Одноглазый пел гнусавым фальцетом, Елизар поддерживал баском. Это была известная, значительно опошленная искажениями песня о разбойницкой жене, которую, уже, очевидно, от себя, синюхинцы называли Машенькой. На заре она слышит, как брякнет кольцо, — значит, муж приехал с промысла, привез подарок. Жена развертывает мужнин подарок и падает на него грудью. «Что ты сделал, — стонет она, — вор-разбойник, отца родного убил!» Отвечает вор-разбойник горько плачущей жене: «Как попался в первую встречу, — и отцу я не спущу…»

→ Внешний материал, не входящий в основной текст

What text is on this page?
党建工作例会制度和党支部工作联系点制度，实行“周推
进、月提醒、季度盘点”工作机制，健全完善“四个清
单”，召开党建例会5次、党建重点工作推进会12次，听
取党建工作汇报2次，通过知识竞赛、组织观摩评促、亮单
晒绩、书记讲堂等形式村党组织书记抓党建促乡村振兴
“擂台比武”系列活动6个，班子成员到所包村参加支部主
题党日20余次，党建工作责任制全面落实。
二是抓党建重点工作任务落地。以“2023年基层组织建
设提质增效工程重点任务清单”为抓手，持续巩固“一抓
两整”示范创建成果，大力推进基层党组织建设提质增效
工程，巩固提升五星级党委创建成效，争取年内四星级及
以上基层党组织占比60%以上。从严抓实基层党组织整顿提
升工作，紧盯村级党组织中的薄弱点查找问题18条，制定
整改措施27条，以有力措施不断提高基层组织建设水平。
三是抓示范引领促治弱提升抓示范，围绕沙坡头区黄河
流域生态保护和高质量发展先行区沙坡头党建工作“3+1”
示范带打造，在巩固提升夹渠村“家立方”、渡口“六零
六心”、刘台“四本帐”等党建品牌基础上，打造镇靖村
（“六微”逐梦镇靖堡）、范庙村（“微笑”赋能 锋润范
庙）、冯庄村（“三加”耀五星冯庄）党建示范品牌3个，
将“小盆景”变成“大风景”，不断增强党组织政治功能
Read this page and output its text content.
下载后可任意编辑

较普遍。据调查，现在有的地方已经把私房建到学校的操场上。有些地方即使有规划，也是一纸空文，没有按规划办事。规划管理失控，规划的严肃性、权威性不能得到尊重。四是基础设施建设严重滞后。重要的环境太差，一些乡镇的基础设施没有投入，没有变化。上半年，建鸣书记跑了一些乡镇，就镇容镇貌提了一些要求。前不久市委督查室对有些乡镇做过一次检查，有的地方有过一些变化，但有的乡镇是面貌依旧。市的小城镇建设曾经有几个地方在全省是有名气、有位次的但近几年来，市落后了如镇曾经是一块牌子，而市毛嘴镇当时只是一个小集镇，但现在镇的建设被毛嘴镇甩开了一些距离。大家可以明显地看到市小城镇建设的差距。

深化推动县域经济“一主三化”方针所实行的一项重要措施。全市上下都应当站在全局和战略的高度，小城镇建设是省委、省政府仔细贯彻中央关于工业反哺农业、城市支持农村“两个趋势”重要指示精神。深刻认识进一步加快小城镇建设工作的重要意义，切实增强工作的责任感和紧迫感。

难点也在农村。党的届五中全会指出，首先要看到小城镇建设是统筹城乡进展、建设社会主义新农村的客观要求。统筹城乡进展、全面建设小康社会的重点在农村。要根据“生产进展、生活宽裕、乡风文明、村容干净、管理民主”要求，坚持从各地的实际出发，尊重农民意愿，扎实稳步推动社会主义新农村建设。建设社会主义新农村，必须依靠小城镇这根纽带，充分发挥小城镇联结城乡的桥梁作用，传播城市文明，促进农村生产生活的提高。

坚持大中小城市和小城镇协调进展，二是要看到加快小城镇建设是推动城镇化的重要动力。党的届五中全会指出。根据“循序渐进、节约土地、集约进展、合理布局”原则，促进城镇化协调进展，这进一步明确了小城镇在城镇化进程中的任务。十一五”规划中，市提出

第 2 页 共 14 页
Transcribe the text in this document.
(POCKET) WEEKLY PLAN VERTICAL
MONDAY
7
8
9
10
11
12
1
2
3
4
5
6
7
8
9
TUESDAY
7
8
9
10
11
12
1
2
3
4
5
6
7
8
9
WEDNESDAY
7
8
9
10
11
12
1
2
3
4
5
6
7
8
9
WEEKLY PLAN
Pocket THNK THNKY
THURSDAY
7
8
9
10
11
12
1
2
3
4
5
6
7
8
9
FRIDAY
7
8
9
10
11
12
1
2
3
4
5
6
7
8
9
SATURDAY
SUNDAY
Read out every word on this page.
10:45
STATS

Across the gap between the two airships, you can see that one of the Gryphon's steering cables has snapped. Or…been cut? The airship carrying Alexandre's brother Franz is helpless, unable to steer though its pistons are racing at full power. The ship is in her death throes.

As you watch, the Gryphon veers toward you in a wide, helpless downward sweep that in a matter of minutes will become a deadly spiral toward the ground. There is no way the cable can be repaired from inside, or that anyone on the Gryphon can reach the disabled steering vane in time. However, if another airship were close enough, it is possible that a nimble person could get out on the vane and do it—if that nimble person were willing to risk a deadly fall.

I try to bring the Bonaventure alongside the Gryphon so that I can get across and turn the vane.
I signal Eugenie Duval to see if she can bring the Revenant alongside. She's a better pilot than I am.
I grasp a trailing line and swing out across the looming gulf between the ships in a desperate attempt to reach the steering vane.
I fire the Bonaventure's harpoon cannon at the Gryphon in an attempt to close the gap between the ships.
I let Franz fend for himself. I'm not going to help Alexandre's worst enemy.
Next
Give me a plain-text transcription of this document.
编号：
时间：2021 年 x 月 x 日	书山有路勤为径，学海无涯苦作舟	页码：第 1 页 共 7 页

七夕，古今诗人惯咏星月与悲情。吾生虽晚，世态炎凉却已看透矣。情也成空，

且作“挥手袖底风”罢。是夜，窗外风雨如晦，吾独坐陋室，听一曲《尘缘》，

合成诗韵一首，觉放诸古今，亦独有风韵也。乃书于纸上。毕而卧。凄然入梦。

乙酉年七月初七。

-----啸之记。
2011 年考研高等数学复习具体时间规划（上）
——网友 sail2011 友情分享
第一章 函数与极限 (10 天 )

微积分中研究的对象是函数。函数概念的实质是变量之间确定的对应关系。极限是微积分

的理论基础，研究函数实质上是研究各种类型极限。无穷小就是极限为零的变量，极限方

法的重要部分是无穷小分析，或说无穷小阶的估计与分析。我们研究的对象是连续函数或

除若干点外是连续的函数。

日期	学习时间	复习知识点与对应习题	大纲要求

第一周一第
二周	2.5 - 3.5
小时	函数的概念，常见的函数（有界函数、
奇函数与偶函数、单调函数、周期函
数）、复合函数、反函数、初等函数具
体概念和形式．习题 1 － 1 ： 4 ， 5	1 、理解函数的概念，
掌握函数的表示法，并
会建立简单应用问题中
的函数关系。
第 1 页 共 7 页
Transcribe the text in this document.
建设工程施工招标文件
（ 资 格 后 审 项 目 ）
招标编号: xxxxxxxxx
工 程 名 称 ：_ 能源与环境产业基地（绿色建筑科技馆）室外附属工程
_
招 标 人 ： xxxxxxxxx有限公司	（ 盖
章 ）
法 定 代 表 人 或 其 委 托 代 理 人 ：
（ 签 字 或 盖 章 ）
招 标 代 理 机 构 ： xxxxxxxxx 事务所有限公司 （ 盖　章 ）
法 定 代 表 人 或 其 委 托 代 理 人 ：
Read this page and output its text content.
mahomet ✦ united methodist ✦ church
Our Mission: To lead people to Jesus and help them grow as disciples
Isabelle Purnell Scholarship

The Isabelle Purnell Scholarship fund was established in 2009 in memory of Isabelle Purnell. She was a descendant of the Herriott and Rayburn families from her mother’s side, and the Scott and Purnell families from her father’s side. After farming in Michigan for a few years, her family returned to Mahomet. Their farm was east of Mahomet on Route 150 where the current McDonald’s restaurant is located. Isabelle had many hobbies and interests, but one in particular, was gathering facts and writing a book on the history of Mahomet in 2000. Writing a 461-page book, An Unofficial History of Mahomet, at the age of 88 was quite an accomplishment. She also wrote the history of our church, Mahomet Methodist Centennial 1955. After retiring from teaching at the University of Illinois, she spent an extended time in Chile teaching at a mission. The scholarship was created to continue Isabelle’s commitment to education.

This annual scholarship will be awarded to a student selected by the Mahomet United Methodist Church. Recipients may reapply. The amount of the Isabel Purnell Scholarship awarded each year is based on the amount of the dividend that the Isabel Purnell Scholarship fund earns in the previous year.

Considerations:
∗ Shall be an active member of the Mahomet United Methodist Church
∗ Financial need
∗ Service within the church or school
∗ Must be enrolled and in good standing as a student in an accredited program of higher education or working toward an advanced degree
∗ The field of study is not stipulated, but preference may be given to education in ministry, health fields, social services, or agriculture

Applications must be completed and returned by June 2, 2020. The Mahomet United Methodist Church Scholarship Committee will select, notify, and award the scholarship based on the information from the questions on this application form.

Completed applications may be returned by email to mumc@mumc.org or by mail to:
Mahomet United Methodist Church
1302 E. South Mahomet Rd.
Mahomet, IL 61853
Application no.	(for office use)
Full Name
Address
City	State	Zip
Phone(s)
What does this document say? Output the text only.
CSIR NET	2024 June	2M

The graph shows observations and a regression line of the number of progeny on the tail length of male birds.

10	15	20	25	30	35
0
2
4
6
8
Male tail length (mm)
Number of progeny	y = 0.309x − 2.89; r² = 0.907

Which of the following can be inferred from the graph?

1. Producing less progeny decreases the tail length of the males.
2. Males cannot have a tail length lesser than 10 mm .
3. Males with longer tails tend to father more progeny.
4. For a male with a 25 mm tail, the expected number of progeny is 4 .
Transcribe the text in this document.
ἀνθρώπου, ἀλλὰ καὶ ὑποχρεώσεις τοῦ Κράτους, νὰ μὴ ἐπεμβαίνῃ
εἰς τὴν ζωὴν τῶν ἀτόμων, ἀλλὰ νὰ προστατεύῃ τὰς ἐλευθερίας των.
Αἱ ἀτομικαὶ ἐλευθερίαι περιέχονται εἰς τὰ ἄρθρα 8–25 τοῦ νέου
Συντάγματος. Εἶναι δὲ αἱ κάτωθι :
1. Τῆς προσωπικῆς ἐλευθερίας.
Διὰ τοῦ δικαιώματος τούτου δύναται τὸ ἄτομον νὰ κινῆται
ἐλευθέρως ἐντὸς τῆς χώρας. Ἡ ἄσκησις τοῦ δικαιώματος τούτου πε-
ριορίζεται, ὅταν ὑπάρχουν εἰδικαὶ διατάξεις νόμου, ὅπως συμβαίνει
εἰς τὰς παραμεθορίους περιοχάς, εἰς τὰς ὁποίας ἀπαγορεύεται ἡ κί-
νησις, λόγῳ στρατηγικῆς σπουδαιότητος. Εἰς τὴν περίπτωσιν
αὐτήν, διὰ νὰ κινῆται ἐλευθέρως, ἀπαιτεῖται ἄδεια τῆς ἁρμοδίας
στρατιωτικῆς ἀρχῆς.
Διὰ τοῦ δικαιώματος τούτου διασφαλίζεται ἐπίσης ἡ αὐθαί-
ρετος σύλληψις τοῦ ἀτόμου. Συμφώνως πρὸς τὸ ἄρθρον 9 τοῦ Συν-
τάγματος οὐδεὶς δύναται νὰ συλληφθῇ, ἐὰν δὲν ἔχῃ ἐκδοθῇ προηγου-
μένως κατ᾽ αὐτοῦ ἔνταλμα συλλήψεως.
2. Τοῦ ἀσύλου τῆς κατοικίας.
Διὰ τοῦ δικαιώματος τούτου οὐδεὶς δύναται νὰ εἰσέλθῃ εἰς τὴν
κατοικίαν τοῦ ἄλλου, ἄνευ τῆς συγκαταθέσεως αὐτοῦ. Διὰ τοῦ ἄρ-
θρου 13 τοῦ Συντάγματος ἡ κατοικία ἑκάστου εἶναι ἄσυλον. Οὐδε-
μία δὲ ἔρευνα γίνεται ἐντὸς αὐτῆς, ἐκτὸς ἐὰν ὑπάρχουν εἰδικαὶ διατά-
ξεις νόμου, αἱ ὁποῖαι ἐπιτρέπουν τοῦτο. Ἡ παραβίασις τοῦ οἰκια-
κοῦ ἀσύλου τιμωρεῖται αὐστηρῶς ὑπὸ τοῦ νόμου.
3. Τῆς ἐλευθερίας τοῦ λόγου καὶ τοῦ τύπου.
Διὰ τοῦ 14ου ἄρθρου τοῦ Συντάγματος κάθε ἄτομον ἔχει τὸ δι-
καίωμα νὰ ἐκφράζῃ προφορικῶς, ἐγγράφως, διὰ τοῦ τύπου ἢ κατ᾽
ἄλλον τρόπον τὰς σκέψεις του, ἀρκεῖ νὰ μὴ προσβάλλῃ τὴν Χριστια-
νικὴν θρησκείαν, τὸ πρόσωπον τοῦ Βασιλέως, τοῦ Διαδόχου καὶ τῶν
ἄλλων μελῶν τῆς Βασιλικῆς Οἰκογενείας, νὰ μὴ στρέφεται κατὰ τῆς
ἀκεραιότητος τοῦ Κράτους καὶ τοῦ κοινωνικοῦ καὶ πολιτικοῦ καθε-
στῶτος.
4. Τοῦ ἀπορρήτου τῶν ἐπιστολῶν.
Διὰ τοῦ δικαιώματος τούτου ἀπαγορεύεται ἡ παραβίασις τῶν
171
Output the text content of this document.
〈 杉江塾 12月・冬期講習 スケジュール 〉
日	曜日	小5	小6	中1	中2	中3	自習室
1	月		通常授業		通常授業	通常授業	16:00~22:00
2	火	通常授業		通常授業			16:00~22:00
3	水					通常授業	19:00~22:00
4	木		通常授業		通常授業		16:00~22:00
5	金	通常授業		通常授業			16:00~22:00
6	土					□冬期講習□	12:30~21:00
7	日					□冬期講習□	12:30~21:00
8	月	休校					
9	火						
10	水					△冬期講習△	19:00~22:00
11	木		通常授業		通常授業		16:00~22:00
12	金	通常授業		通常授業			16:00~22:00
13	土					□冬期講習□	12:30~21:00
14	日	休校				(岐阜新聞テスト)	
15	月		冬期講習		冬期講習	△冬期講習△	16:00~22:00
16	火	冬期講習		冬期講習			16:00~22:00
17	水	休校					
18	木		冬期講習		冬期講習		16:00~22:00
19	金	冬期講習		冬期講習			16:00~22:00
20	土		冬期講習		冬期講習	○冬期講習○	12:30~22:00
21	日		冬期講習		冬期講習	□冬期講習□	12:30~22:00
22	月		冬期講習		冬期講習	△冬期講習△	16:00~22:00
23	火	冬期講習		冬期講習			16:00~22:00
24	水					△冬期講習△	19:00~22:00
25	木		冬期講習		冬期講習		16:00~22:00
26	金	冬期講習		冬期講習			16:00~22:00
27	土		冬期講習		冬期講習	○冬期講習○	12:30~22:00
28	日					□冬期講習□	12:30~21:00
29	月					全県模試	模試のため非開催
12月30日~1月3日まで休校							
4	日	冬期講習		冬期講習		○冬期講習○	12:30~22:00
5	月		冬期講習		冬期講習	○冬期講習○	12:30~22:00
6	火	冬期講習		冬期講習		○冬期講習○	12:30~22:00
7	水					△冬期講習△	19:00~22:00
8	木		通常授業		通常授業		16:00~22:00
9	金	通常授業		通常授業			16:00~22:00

Боковой свет лампочки освещал мрачные силуэты певцов, с хищными носами, птичьими длинными шеями и торчащими вперед бородами. Лица были темны, носы угреваты, незрячий глаз одного из них отсвечивал порой мертвым блеском. Невольно приходил в голову вопрос: что общего у этих «любителей» с поэзией и тоской песни?

Впрочем, и трудно было на этот раз уловить ее выражение: и тоска и поэзия, повидимому, совершенно отсутствовали в песне. Но все же было в ней что-то, привлекавшее какое-то жуткое внимание: что-то гнусливое, жалобно скрипучее и дикое. Такие звуки слышатся иногда бог весть откуда в сонном кошмаре. Но все-таки это было так своеобразно, ни на что не похоже и вместе так характерно, что казалось каким-то чудом, сохранившимся отзвуком мрачной и леденящей старины… Не так ли, в самом деле, выли эту песню, под скрип и визг метели, те «настоящие» люди, для которых эта песня была действительностью, а нехитрый мотив — ее непосредственным выражением?

При последних нотах песни Алымов торопливо набрасывал в свой карманный альбом.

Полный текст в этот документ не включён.